In [2]:
run -i import_file.py

## 준영 BEST 1

In [4]:
X_train  = pd.read_csv('X_train1.csv',encoding='cp949').drop(columns='Unnamed: 0')
X_test  = pd.read_csv('X_test1.csv',encoding='cp949').drop(columns='Unnamed: 0')
y_train = pd.read_csv('y_train.csv')['Salary']

### CATBOOST

In [6]:
categorical_features = list(X_train.select_dtypes(include="object").columns)
numeric_features = list(X_test.select_dtypes(exclude="object").columns)

In [7]:
def get_stacking_data(model, X_train, y_train, X_test, n_folds=5):   
  kfold = KFold(n_splits = n_folds,shuffle=True, random_state = 20)
  

  train_fold_predict = np.zeros((X_train.shape[0],1))

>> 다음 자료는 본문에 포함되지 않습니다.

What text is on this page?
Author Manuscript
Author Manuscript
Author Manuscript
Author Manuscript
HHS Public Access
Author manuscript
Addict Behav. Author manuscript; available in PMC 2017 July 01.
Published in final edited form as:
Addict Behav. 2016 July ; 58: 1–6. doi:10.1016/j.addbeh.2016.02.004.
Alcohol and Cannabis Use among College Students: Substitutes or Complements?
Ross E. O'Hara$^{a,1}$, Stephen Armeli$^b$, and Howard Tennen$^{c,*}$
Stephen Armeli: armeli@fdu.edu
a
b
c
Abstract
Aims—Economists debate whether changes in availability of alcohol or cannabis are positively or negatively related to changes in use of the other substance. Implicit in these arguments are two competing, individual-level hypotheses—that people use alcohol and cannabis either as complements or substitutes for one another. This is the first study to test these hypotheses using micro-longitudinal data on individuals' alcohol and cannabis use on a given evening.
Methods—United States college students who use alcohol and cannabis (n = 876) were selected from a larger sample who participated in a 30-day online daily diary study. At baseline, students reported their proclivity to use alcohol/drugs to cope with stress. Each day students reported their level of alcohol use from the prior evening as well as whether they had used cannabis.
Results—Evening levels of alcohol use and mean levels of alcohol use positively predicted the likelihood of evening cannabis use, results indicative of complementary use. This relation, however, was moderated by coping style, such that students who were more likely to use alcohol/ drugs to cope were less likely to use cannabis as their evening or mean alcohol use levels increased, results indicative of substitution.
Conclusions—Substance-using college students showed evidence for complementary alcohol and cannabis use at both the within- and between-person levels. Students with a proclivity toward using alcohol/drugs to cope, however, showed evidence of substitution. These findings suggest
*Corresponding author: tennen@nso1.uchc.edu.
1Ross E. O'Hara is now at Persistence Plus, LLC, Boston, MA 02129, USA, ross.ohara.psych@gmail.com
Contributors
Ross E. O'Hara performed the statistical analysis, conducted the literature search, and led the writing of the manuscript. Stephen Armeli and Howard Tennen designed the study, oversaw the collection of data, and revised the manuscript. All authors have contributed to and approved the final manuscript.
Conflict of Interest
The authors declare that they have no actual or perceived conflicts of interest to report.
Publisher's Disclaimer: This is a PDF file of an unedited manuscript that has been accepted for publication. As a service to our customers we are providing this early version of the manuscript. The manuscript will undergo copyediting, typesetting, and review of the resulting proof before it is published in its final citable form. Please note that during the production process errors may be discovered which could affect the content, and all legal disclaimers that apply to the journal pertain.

  test_predict = np.zeros((X_test.shape[0], n_folds))
  print('model : ',model.__class__.__name__)
  
  for cnt, (train_index, valid_index) in enumerate(kfold.split(X_train)):
    X_train_ = X_train.iloc[train_index]
    y_train_ = y_train.iloc[train_index]
    X_valid = X_train.iloc[valid_index]

    # 학습
    model.fit(X_train_,y_train_)
    # 해당 폴드에서 학습된 모델에다가 검증 데이터 (X_valid)로 예측 후 저장
    train_fold_predict[valid_index,:] = model.predict(X_valid).reshape(-1,1)
    # 해당 폴드에서 생성된 모델에게 원본 테스트 데이터 (X_test)를 이용해서 예측하고 저장
    test_predict[:,cnt] = model.predict(X_test)
  
  # for 문이 끝나면 test_pred는 평균을 내서 하나로 합친다.
  test_predict_mean = np.mean(test_predict, axis=1).reshape(-1,1)
  
  return train_fold_predict, test_predict_mean

In [8]:
model = CatBoostRegressor(cat_features=categorical_features, verbose=False ,random_state=0)

In [9]:
cat_train , cat_test = get_stacking_data(model, X_train, y_train, X_test)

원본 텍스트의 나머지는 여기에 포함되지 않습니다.